Atypische Karzinoide (AK) sind seltene Tumoren des oberen Aerodigestivtraktes und
im Larynx überwiegend als supraglottisch lokalisiert beschrieben. Aufgrund der lichtmikroskopischen
Ähnlichkeit mit wenig differenzierten oder undifferenzierten Plattenepithelkarzinomen
wird vermutet, dass AK des Larynx gelegentlich nicht als solche erkannt und klassifiziert
werden. Eine verlässliche Prävalenzrate kann deshalb nicht angegeben werden.

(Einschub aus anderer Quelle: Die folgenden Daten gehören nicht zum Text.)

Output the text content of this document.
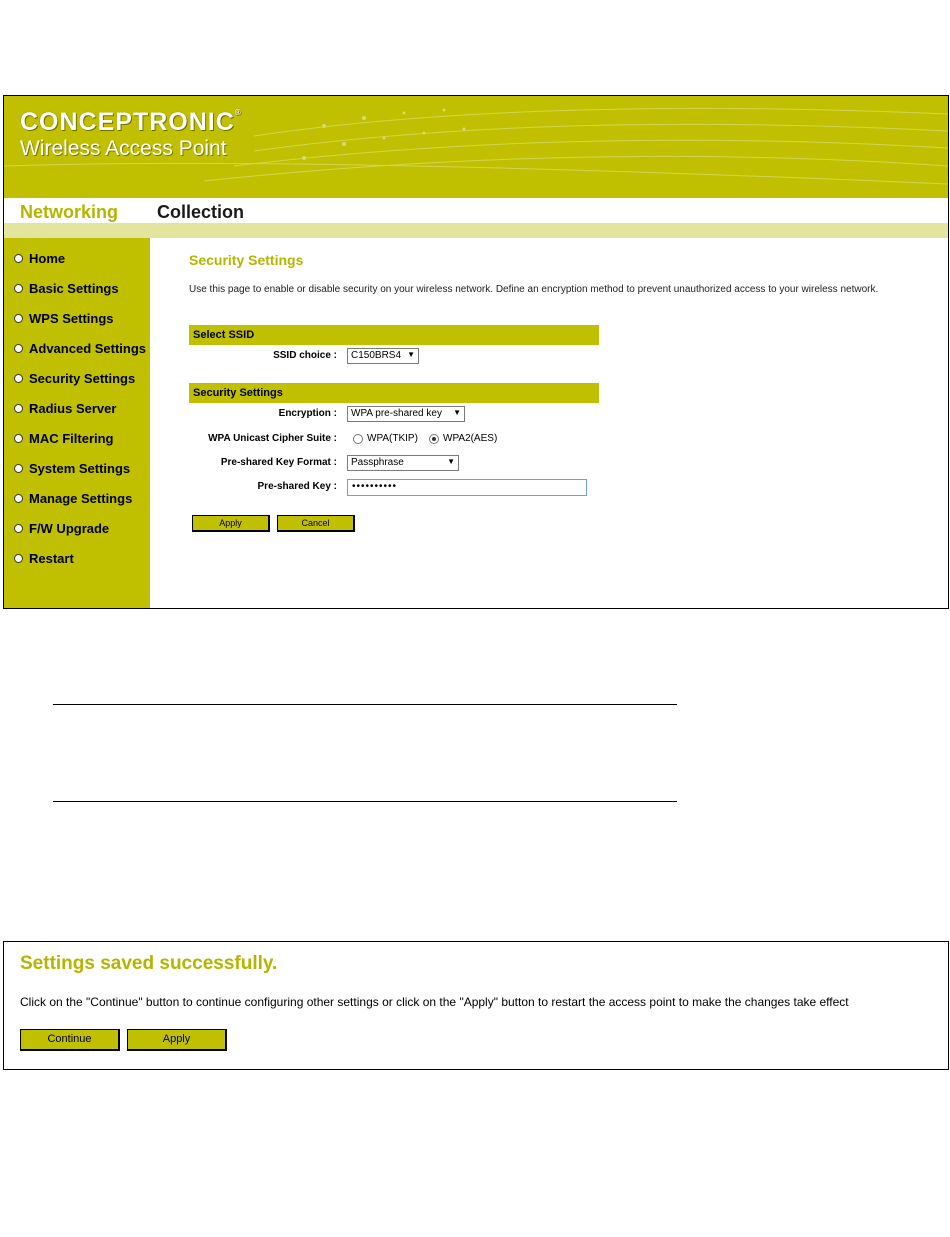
CONCEPTRONIC®
Wireless Access Point
Networking Collection
Home
Basic Settings
WPS Settings
Advanced Settings
Security Settings
Radius Server
MAC Filtering
System Settings
Manage Settings
F/W Upgrade
Restart
Security Settings
Use this page to enable or disable security on your wireless network. Define an encryption method to prevent unauthorized access to your wireless network.
Select SSID
SSID choice :	C150BRS4 ▼
Security Settings
Encryption :	WPA pre-shared key ▼
WPA Unicast Cipher Suite :	WPA(TKIP)	WPA2(AES)
Pre-shared Key Format :	Passphrase	▼
Pre-shared Key :	••••••••••
Apply	Cancel
Settings saved successfully.
Click on the "Continue" button to continue configuring other settings or click on the "Apply" button to restart the access point to make the changes take effect
Continue	Apply
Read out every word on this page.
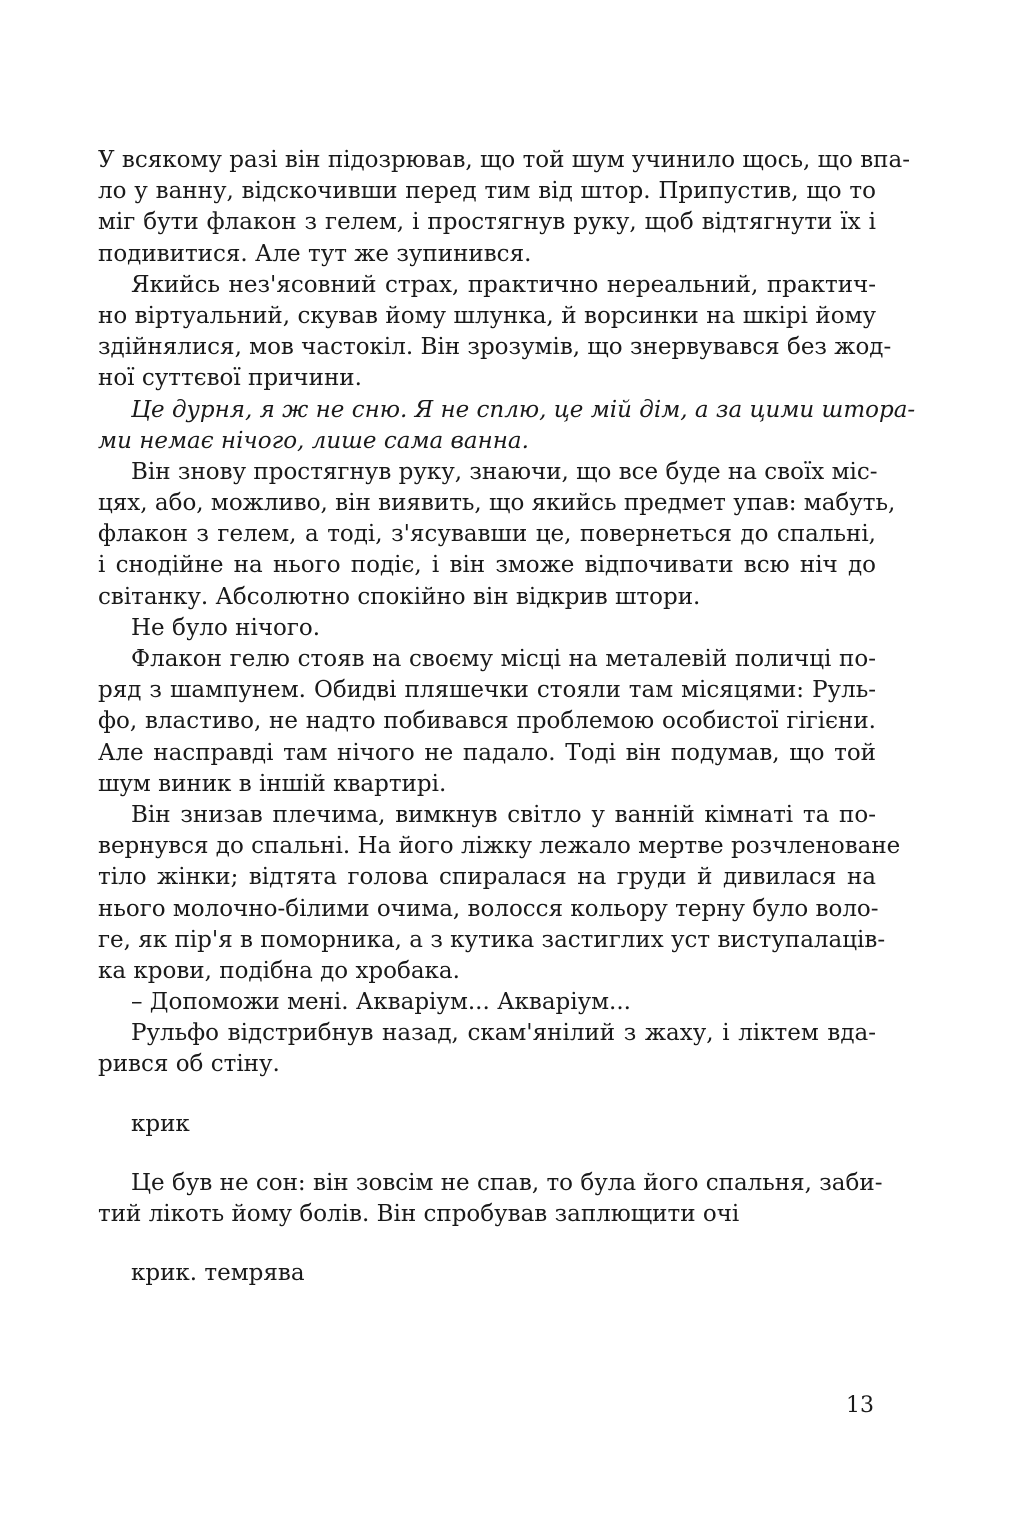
У всякому разі він підозрював, що той шум учинило щось, що впа-
ло у ванну, відскочивши перед тим від штор. Припустив, що то
міг бути флакон з гелем, і простягнув руку, щоб відтягнути їх і
подивитися. Але тут же зупинився.
Якийсь нез'ясовний страх, практично нереальний, практич-
но віртуальний, скував йому шлунка, й ворсинки на шкірі йому
здійнялися, мов частокіл. Він зрозумів, що знервувався без жод-
ної суттєвої причини.
Це дурня, я ж не сню. Я не сплю, це мій дім, а за цими штора-
ми немає нічого, лише сама ванна.
Він знову простягнув руку, знаючи, що все буде на своїх міс-
цях, або, можливо, він виявить, що якийсь предмет упав: мабуть,
флакон з гелем, а тоді, з'ясувавши це, повернеться до спальні,
і снодійне на нього подіє, і він зможе відпочивати всю ніч до
світанку. Абсолютно спокійно він відкрив штори.
Не було нічого.
Флакон гелю стояв на своєму місці на металевій поличці по-
ряд з шампунем. Обидві пляшечки стояли там місяцями: Руль-
фо, властиво, не надто побивався проблемою особистої гігієни.
Але насправді там нічого не падало. Тоді він подумав, що той
шум виник в іншій квартирі.
Він знизав плечима, вимкнув світло у ванній кімнаті та по-
вернувся до спальні. На його ліжку лежало мертве розчленоване
тіло жінки; відтята голова спиралася на груди й дивилася на
нього молочно-білими очима, волосся кольору терну було воло-
ге, як пір'я в поморника, а з кутика застиглих уст виступалаців-
ка крови, подібна до хробака.
– Допоможи мені. Акваріум... Акваріум...
Рульфо відстрибнув назад, скам'янілий з жаху, і ліктем вда-
рився об стіну.
крик
Це був не сон: він зовсім не спав, то була його спальня, заби-
тий лікоть йому болів. Він спробував заплющити очі
крик. темрява
13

AK sind
mäßig differenziert und gehören neben den noch weitaus selteneren typischen Karzinoiden
(gute Differenzierung) und kleinzelligen Karzinomen (geringe Differenzierung) zu den
neuroendokrinen Tumoren epithelialen Ursprungs, zu den sogenannten neuroendokrinen
Karzinomen. Die hohe Aggressivität atypischer Karzinoide im Vergleich zu den in über
95 % aller Larynxtumoren vorkommenden Plattenepithelkarzinomen erfordert eine erweiterte
Fernmetastasensuche und großzügige Resektionsgrenzen, gegebenenfalls eine radikale
Operation, weswegen eine prätherapeutische histopathologische Differenzierung so bedeutsam
ist. Da diese nur durch immunhistochemische Zusatzuntersuchungen möglich ist (Dieler
et al, Eur Arch Otorhinolaryngol 1995; 252: 229; Ferlito et al, J Laryngol Otol 1998;
112: 827), soll hier anhand von zwei Fällen aufgezeigt werden, inwiefern CT bzw. MRT
im Rahmen der Diagnostik wegweisend hilfreich sein können.
Fallbeschreibungen
1. Fall (51/w): Vor dem Hintergrund eines regelmäßigen Nikotingenusses bemerkte die
Patientin seit wenigen Wochen ein zervikales Druckgefühl auf Höhe des Kehlkopfes links
sowie eine Heiserkeit. Bei der direkten Laryngoskopie in Narkose fand sich links supraglottisch
eine palpatorisch derbe Schleimhautvorwölbung. Sowohl die CT als auch die MRT zeigten
eine ausschließlich submuköse, 1,5 cm große homogen KM-aufnehmende Raumforderung (Abb.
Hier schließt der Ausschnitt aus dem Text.